For a red moment, Count Hamnet wanted to kill him. Then, grudgingly, he nodded, saying, “You have a nasty way of making your points.”
“Why, thank you,” Ulric Skakki said with another carnivorous smile. Hamnet had no answer for that at all.
 
WHEN THE TRAVELERS found the Three Tusk clan's main encampment, everyone celebrated—everyone but Hamnet Thyssen. For him, it seemed more an end than a beginning, and an end he didn't want.
The smile on Liv's face flayed him. “This is my home,” she said, and the words cut like flensing knives. “How I've missed these tents!” she went on, carving another chunk from his happiness. He wasn't used to being happy. Back before he was, he would have borne up under anything. Now …

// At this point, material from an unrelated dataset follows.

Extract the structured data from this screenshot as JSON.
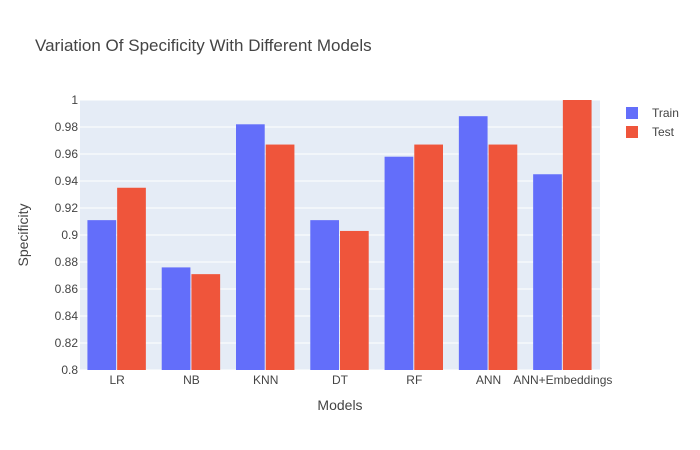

“Would you like to see Raumsdalia?” he asked, and worked with his tongue to free a chunk of musk-ox meat caught between two back teeth.
She looked surprised. “I hadn't even thought of that. I hadn't thought of anything past coming back to the tents of my clan.”

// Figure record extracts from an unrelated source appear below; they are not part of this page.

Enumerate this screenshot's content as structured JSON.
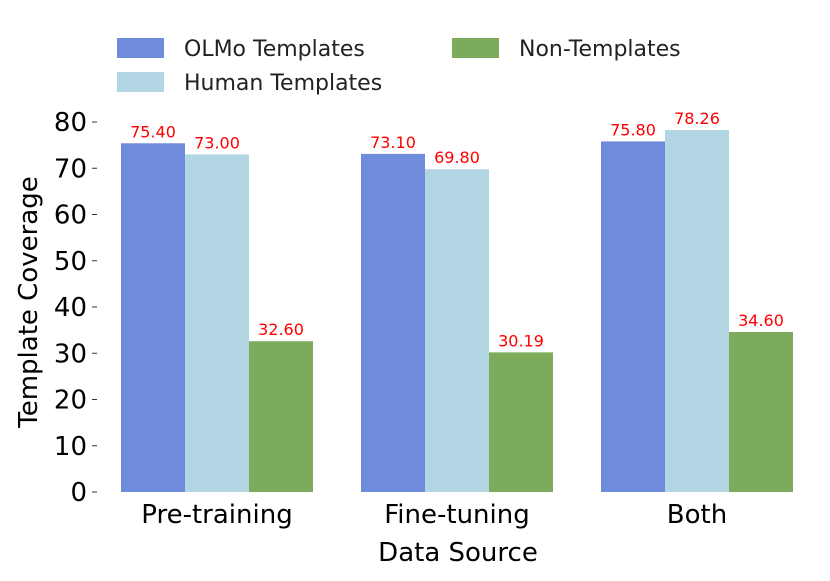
{
  "chart_data": {
    "type": "bar",
    "title": "",
    "xlabel": "Data Source",
    "ylabel": "Template Coverage",
    "categories": [
      "Pre-training",
      "Fine-tuning",
      "Both"
    ],
    "ylim": [
      0,
      80
    ],
    "yticks": [
      0,
      10,
      20,
      30,
      40,
      50,
      60,
      70,
      80
    ],
    "legend_position": "top-left",
    "grid": false,
    "label_color": "#ff0000",
    "series": [
      {
        "name": "OLMo Templates",
        "color": "#6f8bdb",
        "values": [
          75.4,
          73.1,
          75.8
        ],
        "labels": [
          "75.40",
          "73.10",
          "75.80"
        ]
      },
      {
        "name": "Human Templates",
        "color": "#b3d6e5",
        "values": [
          73.0,
          69.8,
          78.26
        ],
        "labels": [
          "73.00",
          "69.80",
          "78.26"
        ]
      },
      {
        "name": "Non-Templates",
        "color": "#7cab5b",
        "values": [
          32.6,
          30.19,
          34.6
        ],
        "labels": [
          "32.60",
          "30.19",
          "34.60"
        ]
      }
    ]
  }
}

Ulric Skakki knew what he was talking about, sure enough,
Hamnet thought. “I don't want to leave you,” he said. “I … hoped you didn't want to leave me.”
“I don't,” Liv said, and peered at the dung fire over which the meat cooked. “No, I don't. But I don't think I can turn into a Raumsdalian, either.”
“No more can I make myself into a Bizogot,” Hamnet Thyssen said.
“Are you sure?” Liv asked. “You would be an ornament to my folk, an ornament to my clan. You are strong and brave and wise—and a
man
, as I
should know.” She looked at him out of the corner of her eye. “What holds you to the Empire?”